Heikel wird das Terrain, wenn man es von der juristischen Seite her betritt. «Die zivilrechtliche Beurteilung ist in der Schweiz noch unklar und von Lehre und Rechtsprechung nicht aufgenommen worden», wird in der Botschaft an den Gemeinderat festgehalten – dieser muss sich nächsten Dienstag mit der Revision befassen. Im «Kassensturz» wurde eine Freiburger Professorin zitiert, wonach die Edelmetalle, sobald sie aussortiert würden, zur Erbmasse gehörten.

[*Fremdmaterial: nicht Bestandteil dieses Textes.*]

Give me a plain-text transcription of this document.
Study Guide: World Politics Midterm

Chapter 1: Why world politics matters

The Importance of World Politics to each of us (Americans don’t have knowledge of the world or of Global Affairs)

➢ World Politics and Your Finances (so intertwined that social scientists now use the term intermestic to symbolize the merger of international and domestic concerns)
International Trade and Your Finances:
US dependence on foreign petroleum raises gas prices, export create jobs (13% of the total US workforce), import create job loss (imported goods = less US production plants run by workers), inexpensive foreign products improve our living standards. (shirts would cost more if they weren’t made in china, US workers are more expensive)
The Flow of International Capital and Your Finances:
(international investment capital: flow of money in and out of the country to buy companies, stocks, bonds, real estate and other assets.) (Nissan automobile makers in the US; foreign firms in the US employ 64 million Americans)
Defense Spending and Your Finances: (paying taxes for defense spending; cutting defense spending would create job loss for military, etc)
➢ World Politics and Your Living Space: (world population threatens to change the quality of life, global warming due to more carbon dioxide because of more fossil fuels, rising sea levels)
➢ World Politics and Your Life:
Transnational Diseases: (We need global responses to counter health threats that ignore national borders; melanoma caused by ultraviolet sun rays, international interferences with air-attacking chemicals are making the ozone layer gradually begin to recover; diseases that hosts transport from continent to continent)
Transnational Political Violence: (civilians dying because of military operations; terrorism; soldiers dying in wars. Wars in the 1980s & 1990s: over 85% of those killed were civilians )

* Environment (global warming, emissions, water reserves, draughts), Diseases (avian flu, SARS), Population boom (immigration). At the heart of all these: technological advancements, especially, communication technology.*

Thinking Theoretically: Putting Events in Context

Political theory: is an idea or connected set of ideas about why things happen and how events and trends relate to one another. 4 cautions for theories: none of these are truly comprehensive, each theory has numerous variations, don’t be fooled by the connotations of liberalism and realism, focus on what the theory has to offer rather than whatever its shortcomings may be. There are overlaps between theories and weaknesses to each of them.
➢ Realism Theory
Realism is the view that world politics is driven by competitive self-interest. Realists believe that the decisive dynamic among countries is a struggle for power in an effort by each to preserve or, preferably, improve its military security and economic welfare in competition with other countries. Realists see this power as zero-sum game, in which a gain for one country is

Deutsche Urteile zum Thema differenzieren allerdings: Die Edelmetalle im Leichnam gehörten zu ihm «und teilen während der Verbindung dessen Schicksal». Sowohl der Leichnam wie auch die künstlichen Körperteile (Implantate, Gelenke, etc.) stünden in niemandes Eigentum und gehören deshalb nicht zum Nachlass.
Aber: Mit der Trennung vom Leichnam würden die beweglichen Teile «eigentumsfähig». Was wiederum heisst, dass die Angehörigen ein «Aneignungsrecht» besitzen, das nicht durch andere verletzt werden darf – in diesem Fall also durch Krematorien.
Da jedoch in der Schweiz keine solche Rechtsprechung auf Urteile gestützt existiert, stellt sich Solothurn auf den Standpunkt, dass mit der Trennung körperfremder Stoffe vom Leichnam diese ebenfalls als herrenlos gelten, weil der Leichnam nicht zur Erbmasse gehört. Somit könnten die Edelmetalle in den Besitz des Krematoriums übergehen.